The souterrain at Kiltiernan is not visible in any conventional sense, but its dimensions alone suggest something worth pausing over: more than ten metres long, roughly a metre wide, and just 0.7 metres high, it is a passage built not for comfort but for purpose, close enough to the ground that anyone moving through it would have had to crawl.
A souterrain is an underground structure, typically dry-built from unmortared stone, associated in Ireland with the early medieval period. They appear frequently within or adjacent to raths, the circular earthwork enclosures, sometimes called ringforts, that are among the most common archaeological features in the Irish landscape.
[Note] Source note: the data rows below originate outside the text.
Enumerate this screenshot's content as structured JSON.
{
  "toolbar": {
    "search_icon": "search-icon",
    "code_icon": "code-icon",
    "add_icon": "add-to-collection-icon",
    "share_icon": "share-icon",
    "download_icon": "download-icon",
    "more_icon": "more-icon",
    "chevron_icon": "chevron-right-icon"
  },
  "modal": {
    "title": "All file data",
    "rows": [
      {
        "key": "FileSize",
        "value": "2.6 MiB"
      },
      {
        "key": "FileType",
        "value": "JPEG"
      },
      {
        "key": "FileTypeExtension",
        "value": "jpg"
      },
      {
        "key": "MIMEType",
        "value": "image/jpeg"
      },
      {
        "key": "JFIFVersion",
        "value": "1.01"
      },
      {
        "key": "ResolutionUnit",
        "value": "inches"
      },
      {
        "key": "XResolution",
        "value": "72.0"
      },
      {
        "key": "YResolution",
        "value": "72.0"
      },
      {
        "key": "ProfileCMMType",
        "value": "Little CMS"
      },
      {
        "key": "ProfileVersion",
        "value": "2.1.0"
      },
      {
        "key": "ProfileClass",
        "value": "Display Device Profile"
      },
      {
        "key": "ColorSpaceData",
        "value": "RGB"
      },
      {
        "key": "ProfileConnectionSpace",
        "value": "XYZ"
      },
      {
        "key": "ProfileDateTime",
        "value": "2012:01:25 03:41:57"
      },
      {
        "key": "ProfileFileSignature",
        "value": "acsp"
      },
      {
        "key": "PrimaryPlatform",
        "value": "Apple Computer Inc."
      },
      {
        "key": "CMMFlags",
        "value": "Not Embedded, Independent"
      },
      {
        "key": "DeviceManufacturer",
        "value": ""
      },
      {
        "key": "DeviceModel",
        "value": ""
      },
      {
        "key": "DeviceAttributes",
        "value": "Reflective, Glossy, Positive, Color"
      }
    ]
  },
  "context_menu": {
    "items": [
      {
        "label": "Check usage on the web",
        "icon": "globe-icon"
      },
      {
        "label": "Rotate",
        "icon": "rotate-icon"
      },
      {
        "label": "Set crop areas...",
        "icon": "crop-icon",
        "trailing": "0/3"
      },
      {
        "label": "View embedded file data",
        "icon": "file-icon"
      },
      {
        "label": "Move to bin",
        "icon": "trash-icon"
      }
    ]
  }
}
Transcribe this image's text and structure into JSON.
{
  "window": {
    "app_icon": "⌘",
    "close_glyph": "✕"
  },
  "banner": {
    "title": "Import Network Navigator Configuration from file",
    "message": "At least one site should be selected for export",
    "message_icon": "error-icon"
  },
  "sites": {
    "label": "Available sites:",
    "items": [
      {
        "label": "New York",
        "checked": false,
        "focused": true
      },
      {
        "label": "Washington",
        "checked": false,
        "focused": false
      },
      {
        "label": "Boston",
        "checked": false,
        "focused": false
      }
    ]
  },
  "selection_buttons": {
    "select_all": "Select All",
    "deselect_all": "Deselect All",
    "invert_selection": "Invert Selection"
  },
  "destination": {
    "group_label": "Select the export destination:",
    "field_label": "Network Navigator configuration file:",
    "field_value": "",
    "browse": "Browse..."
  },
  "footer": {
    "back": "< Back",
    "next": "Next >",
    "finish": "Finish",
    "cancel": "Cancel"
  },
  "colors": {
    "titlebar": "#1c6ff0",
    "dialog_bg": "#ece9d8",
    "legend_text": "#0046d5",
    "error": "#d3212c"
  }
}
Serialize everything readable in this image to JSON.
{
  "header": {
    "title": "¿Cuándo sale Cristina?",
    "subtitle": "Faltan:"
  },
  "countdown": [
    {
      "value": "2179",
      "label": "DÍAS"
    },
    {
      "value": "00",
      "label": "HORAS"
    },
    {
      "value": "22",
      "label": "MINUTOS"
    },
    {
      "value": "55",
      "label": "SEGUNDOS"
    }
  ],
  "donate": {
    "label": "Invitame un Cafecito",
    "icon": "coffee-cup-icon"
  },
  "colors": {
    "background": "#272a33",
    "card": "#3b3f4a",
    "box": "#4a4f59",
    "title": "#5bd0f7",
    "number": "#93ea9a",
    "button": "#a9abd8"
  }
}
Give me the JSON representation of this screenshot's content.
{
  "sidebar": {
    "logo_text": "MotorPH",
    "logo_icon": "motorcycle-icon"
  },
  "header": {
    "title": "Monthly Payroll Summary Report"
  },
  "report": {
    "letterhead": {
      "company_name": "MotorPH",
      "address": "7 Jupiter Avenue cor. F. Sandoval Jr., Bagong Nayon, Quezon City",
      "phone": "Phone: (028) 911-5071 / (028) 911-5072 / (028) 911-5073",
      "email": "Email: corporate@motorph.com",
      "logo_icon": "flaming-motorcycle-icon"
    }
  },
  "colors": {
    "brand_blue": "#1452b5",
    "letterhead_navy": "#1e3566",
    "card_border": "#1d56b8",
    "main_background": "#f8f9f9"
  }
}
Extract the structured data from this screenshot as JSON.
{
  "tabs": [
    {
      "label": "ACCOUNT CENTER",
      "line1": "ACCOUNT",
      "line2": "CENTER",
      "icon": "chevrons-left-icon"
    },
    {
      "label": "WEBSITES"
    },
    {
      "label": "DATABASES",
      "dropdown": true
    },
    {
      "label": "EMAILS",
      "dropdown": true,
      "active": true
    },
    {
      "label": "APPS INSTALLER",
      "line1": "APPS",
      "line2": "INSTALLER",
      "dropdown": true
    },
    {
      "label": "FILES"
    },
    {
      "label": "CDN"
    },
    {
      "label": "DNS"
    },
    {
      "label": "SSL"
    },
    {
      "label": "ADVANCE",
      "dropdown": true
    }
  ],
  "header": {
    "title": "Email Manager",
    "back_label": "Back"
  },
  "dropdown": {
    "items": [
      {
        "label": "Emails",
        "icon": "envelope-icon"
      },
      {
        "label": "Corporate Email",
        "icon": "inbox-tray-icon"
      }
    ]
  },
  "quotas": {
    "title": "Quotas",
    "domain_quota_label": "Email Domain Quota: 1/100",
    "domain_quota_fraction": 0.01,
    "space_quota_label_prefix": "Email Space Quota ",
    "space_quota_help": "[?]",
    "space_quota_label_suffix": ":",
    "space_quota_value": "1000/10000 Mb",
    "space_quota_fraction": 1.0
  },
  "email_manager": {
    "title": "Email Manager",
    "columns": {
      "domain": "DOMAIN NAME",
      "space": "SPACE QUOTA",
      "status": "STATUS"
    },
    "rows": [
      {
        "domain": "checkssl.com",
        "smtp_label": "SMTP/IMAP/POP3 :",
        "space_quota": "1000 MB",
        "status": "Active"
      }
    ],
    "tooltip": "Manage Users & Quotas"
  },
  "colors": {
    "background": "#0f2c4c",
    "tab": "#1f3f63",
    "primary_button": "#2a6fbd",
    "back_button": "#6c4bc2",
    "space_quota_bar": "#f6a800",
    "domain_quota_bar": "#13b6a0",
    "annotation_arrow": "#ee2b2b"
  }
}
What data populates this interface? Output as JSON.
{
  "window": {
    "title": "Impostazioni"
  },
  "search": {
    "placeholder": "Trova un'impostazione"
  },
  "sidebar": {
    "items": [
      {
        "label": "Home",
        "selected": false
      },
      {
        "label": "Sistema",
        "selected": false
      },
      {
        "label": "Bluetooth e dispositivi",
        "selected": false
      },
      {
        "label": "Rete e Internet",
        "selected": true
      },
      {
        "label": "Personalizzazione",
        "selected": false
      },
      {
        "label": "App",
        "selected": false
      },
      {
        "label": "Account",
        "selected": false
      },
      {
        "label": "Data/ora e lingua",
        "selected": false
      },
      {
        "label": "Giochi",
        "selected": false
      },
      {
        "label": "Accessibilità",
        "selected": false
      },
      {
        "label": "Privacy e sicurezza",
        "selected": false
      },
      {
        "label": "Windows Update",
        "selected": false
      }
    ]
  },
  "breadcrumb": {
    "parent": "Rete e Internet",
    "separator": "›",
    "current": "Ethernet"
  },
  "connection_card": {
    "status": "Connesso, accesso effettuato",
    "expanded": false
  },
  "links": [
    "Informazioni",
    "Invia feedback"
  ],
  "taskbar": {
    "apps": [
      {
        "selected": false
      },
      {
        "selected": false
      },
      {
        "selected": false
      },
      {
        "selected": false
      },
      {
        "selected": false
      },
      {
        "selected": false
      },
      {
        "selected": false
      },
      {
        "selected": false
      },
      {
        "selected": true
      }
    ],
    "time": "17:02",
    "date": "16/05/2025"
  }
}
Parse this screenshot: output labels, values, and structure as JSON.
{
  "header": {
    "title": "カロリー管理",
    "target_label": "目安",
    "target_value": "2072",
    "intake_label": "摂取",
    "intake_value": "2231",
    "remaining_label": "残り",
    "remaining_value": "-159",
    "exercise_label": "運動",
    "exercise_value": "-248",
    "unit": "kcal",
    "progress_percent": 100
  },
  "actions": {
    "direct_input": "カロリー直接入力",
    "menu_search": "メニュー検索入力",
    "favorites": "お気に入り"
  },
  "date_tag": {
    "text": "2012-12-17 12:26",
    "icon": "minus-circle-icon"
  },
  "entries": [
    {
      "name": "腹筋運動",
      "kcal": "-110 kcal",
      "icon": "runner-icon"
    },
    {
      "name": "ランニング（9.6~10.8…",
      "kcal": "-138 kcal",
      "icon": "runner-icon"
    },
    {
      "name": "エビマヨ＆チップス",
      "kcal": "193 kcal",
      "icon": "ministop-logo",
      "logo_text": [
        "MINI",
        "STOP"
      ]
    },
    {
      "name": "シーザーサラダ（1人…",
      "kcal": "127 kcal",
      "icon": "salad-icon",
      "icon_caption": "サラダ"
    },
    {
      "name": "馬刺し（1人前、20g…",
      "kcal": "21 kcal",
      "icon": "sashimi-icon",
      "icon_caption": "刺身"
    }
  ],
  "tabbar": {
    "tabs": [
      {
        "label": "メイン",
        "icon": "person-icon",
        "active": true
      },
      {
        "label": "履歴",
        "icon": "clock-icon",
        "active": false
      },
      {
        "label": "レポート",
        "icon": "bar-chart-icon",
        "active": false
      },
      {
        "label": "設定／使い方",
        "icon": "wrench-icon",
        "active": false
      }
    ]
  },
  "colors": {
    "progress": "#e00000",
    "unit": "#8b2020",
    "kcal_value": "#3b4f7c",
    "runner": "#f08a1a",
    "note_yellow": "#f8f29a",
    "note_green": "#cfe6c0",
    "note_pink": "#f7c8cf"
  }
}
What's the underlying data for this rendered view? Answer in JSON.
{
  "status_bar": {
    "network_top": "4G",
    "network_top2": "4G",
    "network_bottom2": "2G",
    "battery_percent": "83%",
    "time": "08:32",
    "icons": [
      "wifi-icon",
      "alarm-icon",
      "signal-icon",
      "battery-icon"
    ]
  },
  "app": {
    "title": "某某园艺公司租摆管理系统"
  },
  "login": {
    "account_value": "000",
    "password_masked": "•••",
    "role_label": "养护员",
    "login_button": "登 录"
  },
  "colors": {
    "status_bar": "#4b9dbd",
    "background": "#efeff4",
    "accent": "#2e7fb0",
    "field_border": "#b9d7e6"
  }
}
Their function is debated, but storage, refuge, and ventilation have all been proposed. At Kiltiernan, the souterrain sits in the north-west quadrant of just such a rath, and its relationship to the enclosure above is typical of the type. Collapsed slabs at the eastern end suggest the passage once extended further in that direction, and there may have been a second chamber branching off to the north near that same end. McCaffrey noted the site in 1952, placing it among a catalogue of similar structures recorded across the region.
The site is recorded as inaccessible, and the subterranean nature of souterrains means that even where they survive intact, the ground above can give little indication of what lies beneath.